At altima, we’ve been following this trend for the past few months, notably working with the trading desk Infectious Media. We chose this company because they are one of the leading players in Europe offering campaign optimization uniquely for viewable impressions (IAB standard: at least 50% of the surface of the banner shown on screen for 1 second). To ensure this, all banners circulating are audited by the Alenty tool, the leader on the ad viewability measurement market. Alenty results are then integrated directly into the Infectious Media campaign optimization algorithm.
We decided to set up a Display campaign with them for one of our historical clients in order to test this method. Beyond impact on sales, we also wanted to analyze the impact of viewability on different KPIs such as CTR (Click Through Rate) and CPM (Cost per Thousand(Mille) impressions) as well as the performance and profitability of the campaign.
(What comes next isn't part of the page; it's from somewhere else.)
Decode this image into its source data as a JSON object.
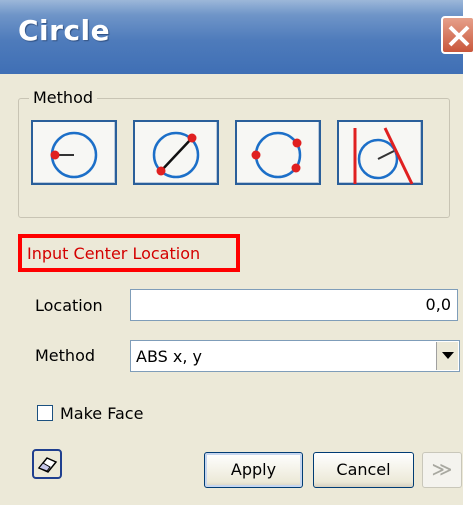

As was expected, banner viewability has a direct impact on CPM. This is explained by the fact that spaces with the best viewability rate were generally located at the top of the page and sold for more money.
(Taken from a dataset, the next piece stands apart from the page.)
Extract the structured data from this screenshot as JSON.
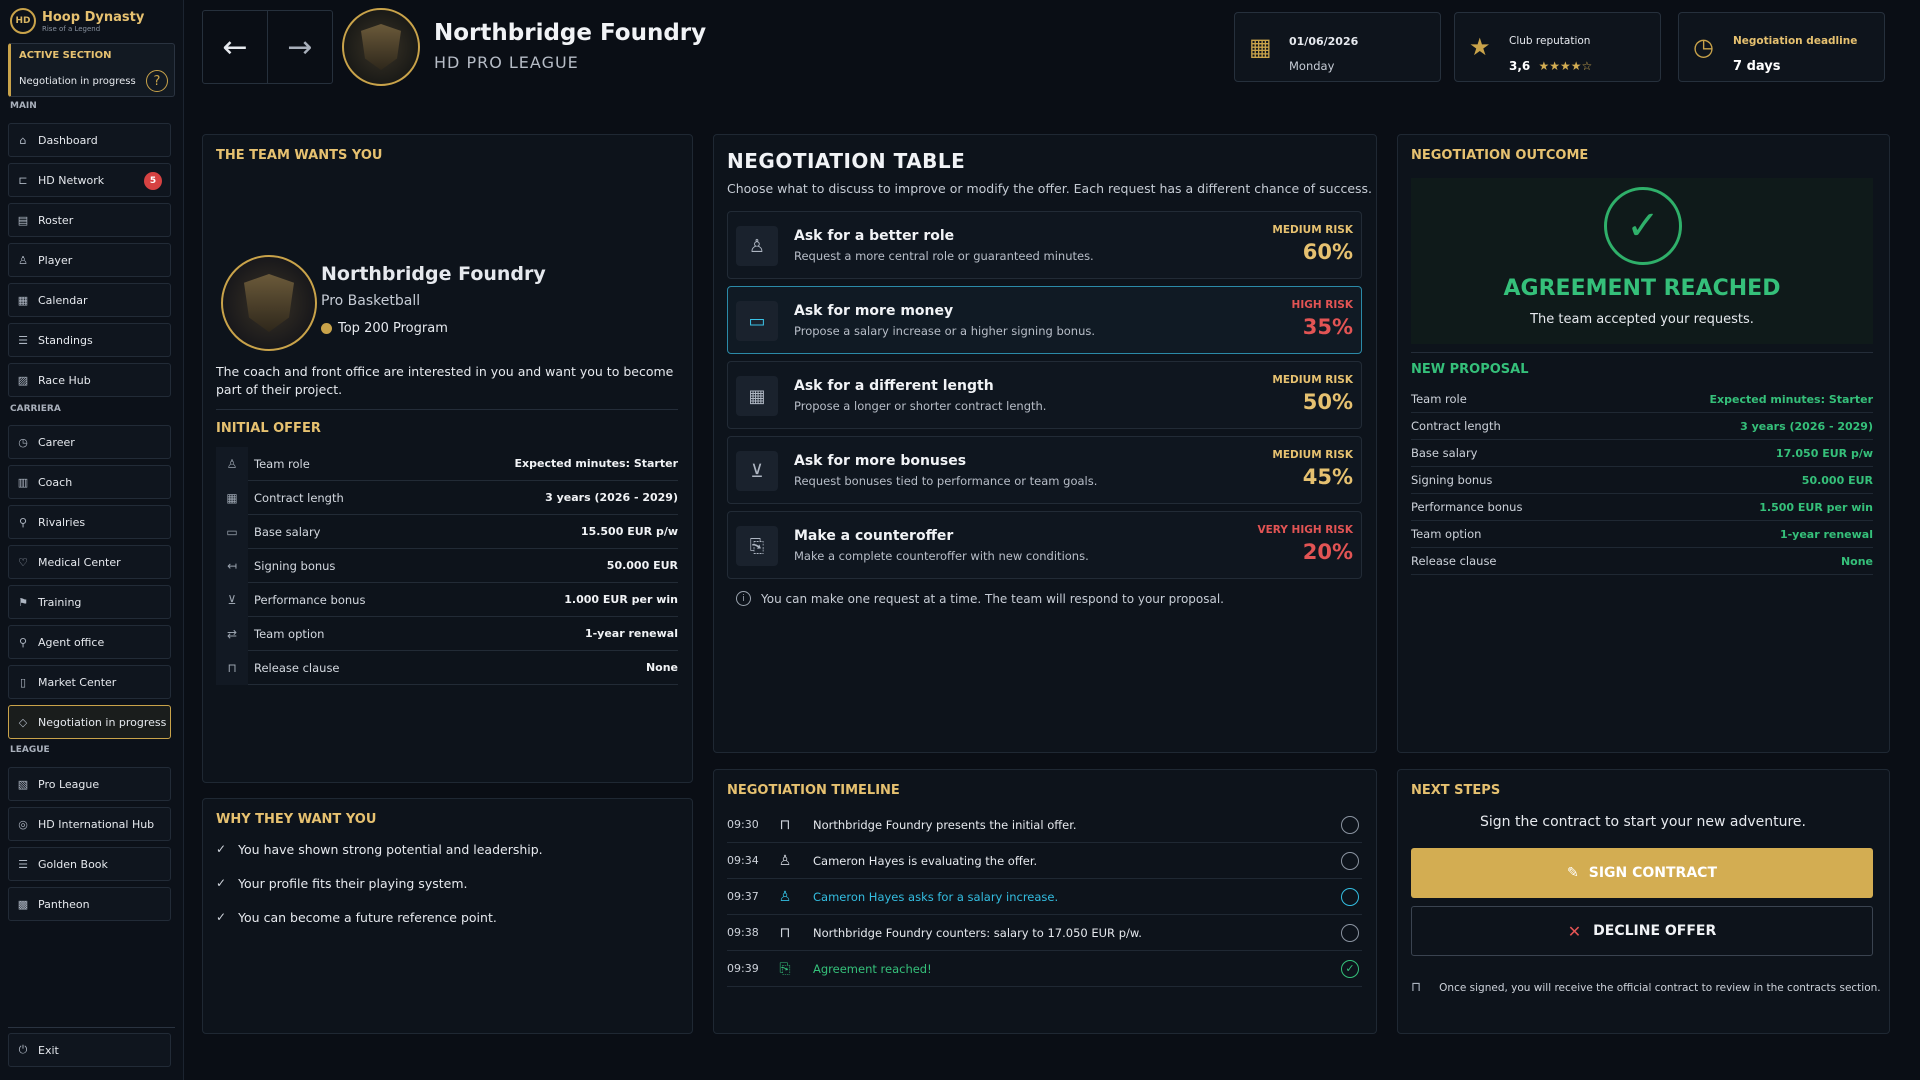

Otherwise, we noticed that better viewability generated better CTR, which is obvious (and the opposite would have been strange). However, there are other factors to take into consideration for the advancement of the CTR: banner format, broadcaster, etc.
Now let’s take a look at this new KPI proposed by the IAB (Interactive Advertising Bureau): The vCPM which connects the viewability of the banner (v) with the CPM.
In our case, we’ve noticed that even a weak viewability rate (<30%), while costing more, improves the average vCPM by 2€.
The increase in CPM, which increases viewability by the 13th day, may seem expensive in the beginning. This cost is put into perspective with the new indicator vCPM: we pay more money for impressions but for better viewability.
Where is profitability in all of this?
As an agency focused on ROI, two other questions come up:
To answer these questions, we’ve linked volume of impressions, product page visits, and cost.
At the beginning of a campaign, the product page visit per impression rate is low and the CPM is high. This is normal because it takes time for the tool to optimize the campaign (which is what we’ve noticed during the first four days).
Next, we’ve lowered the CPM to broadcast more. This has a negative impact on the visit/impression rate: we buy for less, the campaign is less viewable, and thus campaign impact is less noticeable on product page traffic (from day 6 to 12).
On the 13th day, because the method of decreasing the purchase price wasn’t profitable, we concentrated our efforts on banner viewability rate optimization (increase in CPM). It was this process that paid out by improving the product page visit rate.
For that matter, we’ve understood that below a banner viewability rate of 30%, campaign profitability deceases (Day 7 to 12). A viewable impression is more expensive but is also higher performing and thus makes this investment more profitable. Just the same, there is a delay of a few days so that the increase in CPM makes the cost/product page visit profitable (the time for optimizations to go into effect + delay of campaign impact on internet users).
A viewable impression is an important KPI for improving campaign steering and vCPM. It’s the case for both branding and performance campaigns. vCPM looks to be the new KPI for ad campaigns!